Текст книги "Жертва вечерняя"


Автор книги: Петр Боборыкин



сообщить о нарушении

Текущая страница: 22 (всего у книги 23 страниц)

23 октября 186*
На ночь. – Вторник

Всех барынь видела. Завтра поеду танцевать. Ха, ха, ха! Как я довольна собой! В любой гостиной мне было так ловко, как будто я ни на минуту не расставалась с этим миром. Какие нескончаемые разговоры! Я, как княгиня Татьяна Глебовна, выкладывала все свои люмьеры; да, пускала их без малейшего зазрения совести, и всякий раз такие упражнения доставляли мне удовольствие. Будь около меня друг, вроде Степы, он сейчас бы начал объяснять мой хвастливый жаргон разными высокими свойствами ума. А тут говорила та же самая дрянная натуришка.

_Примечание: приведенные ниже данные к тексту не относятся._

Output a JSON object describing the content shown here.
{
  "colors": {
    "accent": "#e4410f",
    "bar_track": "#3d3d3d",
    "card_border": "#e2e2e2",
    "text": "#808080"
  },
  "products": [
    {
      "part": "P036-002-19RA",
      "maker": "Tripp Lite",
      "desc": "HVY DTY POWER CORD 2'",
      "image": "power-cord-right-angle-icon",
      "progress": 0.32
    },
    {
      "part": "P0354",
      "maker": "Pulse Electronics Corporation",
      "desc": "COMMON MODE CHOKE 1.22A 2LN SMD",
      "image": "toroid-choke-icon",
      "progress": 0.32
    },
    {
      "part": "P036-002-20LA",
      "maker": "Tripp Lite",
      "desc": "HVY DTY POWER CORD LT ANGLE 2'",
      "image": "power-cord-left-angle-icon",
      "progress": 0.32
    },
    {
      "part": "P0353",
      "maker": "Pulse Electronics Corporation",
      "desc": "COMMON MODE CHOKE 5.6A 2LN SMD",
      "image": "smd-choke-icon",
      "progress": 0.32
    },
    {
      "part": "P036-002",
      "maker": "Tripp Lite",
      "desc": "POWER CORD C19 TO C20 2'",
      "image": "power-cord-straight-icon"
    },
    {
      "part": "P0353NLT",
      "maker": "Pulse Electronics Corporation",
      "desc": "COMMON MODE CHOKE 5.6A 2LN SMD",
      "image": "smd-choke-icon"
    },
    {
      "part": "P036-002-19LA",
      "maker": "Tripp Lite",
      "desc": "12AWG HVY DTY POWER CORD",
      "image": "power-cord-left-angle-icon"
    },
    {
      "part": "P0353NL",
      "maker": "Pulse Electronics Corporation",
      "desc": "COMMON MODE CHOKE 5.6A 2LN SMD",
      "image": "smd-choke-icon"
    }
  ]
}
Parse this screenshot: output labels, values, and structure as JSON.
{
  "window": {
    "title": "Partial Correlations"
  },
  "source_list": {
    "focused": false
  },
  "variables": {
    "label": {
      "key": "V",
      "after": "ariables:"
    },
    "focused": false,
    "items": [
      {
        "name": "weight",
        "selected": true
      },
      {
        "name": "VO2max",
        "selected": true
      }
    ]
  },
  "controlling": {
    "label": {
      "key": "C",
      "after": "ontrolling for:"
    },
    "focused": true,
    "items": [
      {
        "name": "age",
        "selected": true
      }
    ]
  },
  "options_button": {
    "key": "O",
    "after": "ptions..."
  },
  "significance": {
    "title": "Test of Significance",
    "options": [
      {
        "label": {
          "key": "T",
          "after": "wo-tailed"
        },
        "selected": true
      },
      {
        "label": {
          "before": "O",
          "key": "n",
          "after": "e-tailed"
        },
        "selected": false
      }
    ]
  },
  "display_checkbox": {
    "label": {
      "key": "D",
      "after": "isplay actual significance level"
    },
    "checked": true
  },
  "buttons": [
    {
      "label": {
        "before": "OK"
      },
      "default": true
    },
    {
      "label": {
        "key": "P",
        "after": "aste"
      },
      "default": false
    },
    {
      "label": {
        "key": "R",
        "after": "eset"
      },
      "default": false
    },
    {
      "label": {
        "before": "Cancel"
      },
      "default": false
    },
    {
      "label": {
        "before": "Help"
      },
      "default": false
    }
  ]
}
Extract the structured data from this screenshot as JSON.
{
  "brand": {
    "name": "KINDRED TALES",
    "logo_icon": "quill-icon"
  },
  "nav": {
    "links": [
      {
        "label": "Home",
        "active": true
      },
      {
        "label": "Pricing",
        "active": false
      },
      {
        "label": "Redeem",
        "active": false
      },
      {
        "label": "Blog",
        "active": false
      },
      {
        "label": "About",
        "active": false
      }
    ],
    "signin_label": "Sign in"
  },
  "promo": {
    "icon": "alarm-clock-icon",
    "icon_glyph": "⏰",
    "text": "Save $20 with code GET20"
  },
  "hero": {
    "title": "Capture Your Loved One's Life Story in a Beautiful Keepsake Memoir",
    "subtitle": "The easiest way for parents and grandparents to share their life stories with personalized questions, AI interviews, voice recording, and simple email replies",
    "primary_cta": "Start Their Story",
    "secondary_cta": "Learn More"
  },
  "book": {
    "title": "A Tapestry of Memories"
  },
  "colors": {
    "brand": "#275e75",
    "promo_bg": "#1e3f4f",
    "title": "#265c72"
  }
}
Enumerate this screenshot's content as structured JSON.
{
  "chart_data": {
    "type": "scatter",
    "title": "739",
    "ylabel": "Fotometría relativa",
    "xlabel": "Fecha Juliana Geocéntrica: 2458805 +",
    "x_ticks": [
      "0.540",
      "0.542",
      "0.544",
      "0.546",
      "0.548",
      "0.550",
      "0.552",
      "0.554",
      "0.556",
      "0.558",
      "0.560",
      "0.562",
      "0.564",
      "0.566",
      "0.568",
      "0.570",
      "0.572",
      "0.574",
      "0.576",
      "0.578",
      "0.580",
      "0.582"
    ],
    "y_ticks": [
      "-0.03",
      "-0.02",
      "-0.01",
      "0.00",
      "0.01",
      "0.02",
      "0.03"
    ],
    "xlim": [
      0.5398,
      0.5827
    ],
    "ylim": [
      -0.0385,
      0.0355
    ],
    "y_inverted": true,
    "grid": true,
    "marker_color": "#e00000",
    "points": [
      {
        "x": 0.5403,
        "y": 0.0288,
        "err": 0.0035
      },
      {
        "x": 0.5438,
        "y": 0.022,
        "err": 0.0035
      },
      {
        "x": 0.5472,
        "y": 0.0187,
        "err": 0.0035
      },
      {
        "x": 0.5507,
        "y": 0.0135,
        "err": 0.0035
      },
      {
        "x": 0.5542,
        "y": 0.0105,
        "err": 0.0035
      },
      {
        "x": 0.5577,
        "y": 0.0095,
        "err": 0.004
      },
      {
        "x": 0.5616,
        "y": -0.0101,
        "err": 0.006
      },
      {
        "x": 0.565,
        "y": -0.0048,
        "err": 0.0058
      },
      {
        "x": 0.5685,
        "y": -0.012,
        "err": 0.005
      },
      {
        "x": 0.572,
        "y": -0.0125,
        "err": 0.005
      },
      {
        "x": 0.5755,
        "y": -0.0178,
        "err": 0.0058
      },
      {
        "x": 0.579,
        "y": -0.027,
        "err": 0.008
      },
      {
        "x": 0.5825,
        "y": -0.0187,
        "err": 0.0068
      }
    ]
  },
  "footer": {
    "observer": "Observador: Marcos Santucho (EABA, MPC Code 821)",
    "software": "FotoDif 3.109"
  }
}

И как мне рады все эти барыни. Я их совсем не стесняю. Они чувствуют во мне своего человека. Да и чей же я человек, коли не их? Что же я в жизни своей проделывала с большей любовью и добросовестностью, как не "l'art de se bien tenir en société"?[246]246
  искусство хорошо держаться в обществе (фр.).


[Закрыть]

Моя: tournée – последняя капля.

Нет, предпоследняя.

25 октября 186*
Вечер. – Четверг

Я нашла Лизавету Петровну. О! какой завистью закипело мое сердце, когда увидала я опять это восторженное лицо!

Она встретила меня прекрасно. Я несколько раз поцеловала ее и молчала.

Говорила за меня она.

– Вас Господь посылает ко мне. Видите, как сильна любовь к Источнику света. Теперь вы уже не уйдете больше в тот мир, где один мятежный ум! Вы моя, и моя с обновленным духом истины!

Сидит на своей кровати, все в той же убогой комнате, страшно худая, еле дышущая, обнимает меня и говорит, все говорит и верит уже, безраздельно верит, что я опять спасена, что надо мной воссиял свет, что я навеки соединю свою душу с миром ее упований.

Я оставила всякое попечение: наставлять ее на путь истинный.

"Живи, – думала я, – святая женщина, живи в твоем беспробудном самообмане!"

Но как ясно мне было, что никогда не могла бы я идти рука об руку с моей бесценной Лизаветой Петровной. Счастье самообмана не дано мне в удел!

Как детский лепет, как мистический беспредметный порыв долетели до меня последние слова моей бывшей наставницы. Я вырвалась из ее объятий. Я не хотела же дурачить ее и не хотела объявлять ей, что она мертвеца приняла за вестника новой жизни, за "сосуд милости Божией".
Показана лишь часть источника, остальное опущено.